His inventions weren't feasible in his or anyone's lifetime - the most ridiculous is his "machine" gun. Let's face it, he knew nothing more than anyone of his time could have known, made no real contributions, and invented things which would never have worked. His flying machine could never work, no matter what materials it could be made of today, likewise his design for a helicopter. He was obviously highly intelligent but outside of art not a genius. 69.158.165.32 (talk) 03:50, 20 December 2012 (UTC)[reply]
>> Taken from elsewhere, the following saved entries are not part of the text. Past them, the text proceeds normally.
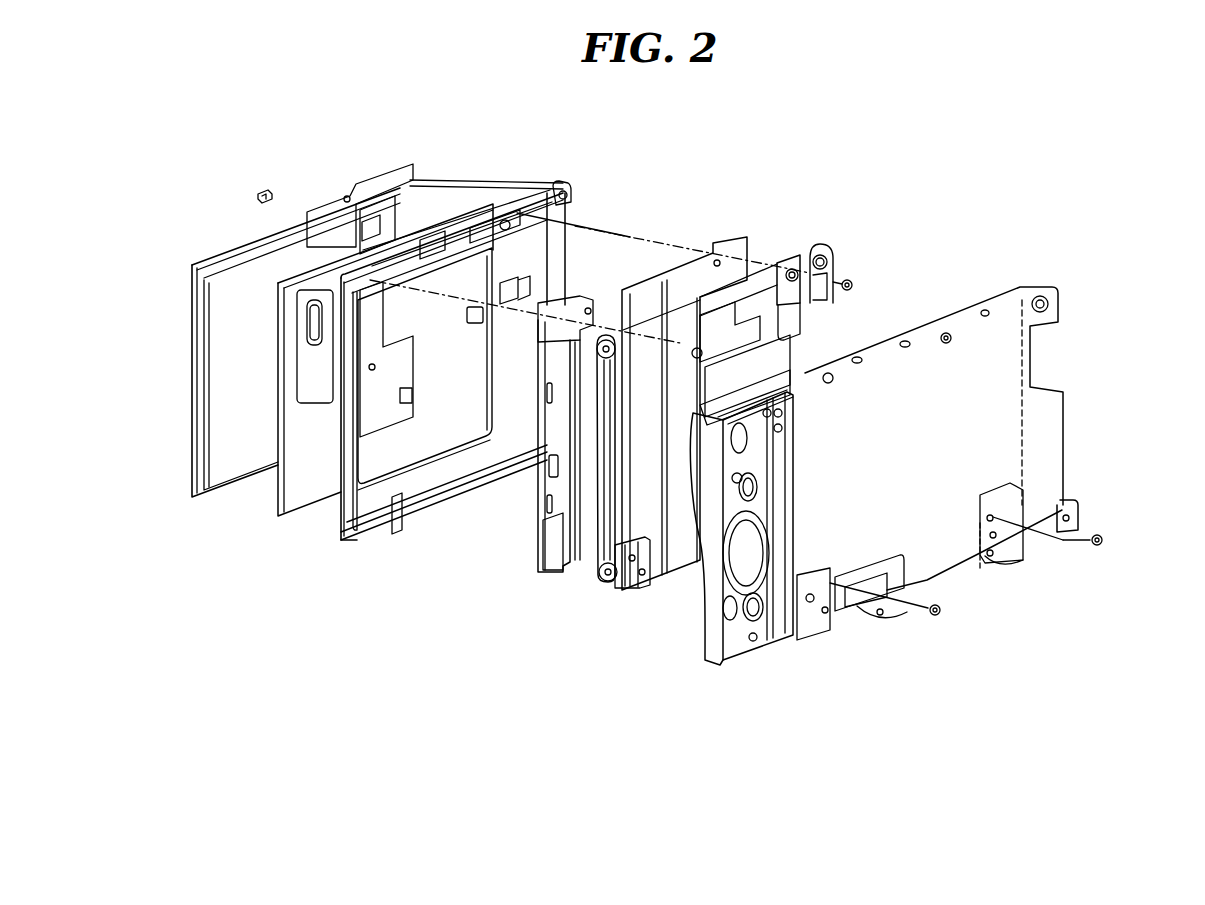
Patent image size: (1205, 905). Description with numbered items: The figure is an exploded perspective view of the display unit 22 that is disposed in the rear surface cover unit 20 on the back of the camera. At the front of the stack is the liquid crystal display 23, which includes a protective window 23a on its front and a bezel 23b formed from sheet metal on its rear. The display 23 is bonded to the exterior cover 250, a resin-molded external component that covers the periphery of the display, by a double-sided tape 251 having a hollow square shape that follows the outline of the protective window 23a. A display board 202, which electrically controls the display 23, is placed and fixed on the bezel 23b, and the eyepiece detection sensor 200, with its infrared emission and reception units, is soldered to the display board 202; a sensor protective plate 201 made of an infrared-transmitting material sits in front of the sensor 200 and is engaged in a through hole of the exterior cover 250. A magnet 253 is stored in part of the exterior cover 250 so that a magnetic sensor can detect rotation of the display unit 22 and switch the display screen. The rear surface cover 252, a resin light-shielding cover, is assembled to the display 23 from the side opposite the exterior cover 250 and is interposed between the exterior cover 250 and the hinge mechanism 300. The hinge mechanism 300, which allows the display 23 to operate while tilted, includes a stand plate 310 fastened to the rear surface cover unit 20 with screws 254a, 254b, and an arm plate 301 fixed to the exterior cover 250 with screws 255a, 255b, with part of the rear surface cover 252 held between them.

The rear surface cover unit 20 is at (1002, 353).
The display unit 22 is at (830, 185).
The liquid crystal display 23 is at (255, 333).
The protective window 23a is at (247, 243).
The bezel 23b is at (226, 315).
The eyepiece detection sensor 200 is at (262, 191).
The sensor protective plate 201 is at (530, 237).
The display board 202 is at (352, 240).
The exterior cover 250 is at (562, 188).
The double-sided tape 251 is at (277, 367).
The rear surface cover 252 is at (537, 545).
The magnet 253 is at (490, 250).
The screw 254a is at (942, 614).
The screw 254b is at (1103, 545).
The screw 255a is at (697, 353).
The screw 255b is at (851, 282).
The hinge mechanism 300 is at (598, 562).
The arm plate 301 is at (792, 262).
The stand plate 310 is at (663, 572).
These far-sighted ideas are the ones that receive attention in the 21st century, whether they were feasible or not. He came up with the concepts, rather than the practical invention. On the other hand, his studies of anatomy, water, geology, optics etc were ground-breaking. This article focuses on his real source of fame, his art..... or haven't you noticed?Amandajm (talk) 19:33, 21 December 2012 (UTC)[reply]
Leonardo's lack of a prime mover in his day (such as a combustion engine) prevented him from taking many of his inventions (such as a horseless cart, which instead used levers, springs, and various rotor mechanisms) off the drawing board. Leonardo experimented ceaselessly with the materials and knowledge he had available at the time. That's all any of can do. It is said that all inventions are either improvements or adaptions from existing designs. Nobody could have been more frustrated than Leonardo to have so many ideas and still know they could never work in his day because his designs were too far-reaching for the day in terms of practicality. Actually there have been a number of documentaries showing various inventions of Leonardo (such as his pyramidal parachute, his scuba diving apparatus, and one of his flying "flapping wing" machines) that have been constructed in modern factories by Leonardo scholars that have worked. In any event "invention" doesn't necessarily apply only to machines, and Leonardo "invented" many techniques that assisted him in his experimentation in various fields. These can be considered "contributions". Jodon1971 (talk) 15:20, 16 January 2013 (UTC)[reply]

Category: LGBT history

User:Arch8887 has repeatedly removed this category from the article.

I have attempted to explain on this person's talk page that the charge of sodomy against Leonardo is a documented part of LGBT history, and is not the same as categorising Leonardo as an LGBT person.

My explanations appear to have no impact. I think if it happens again we have to start treating the matter as vandalism.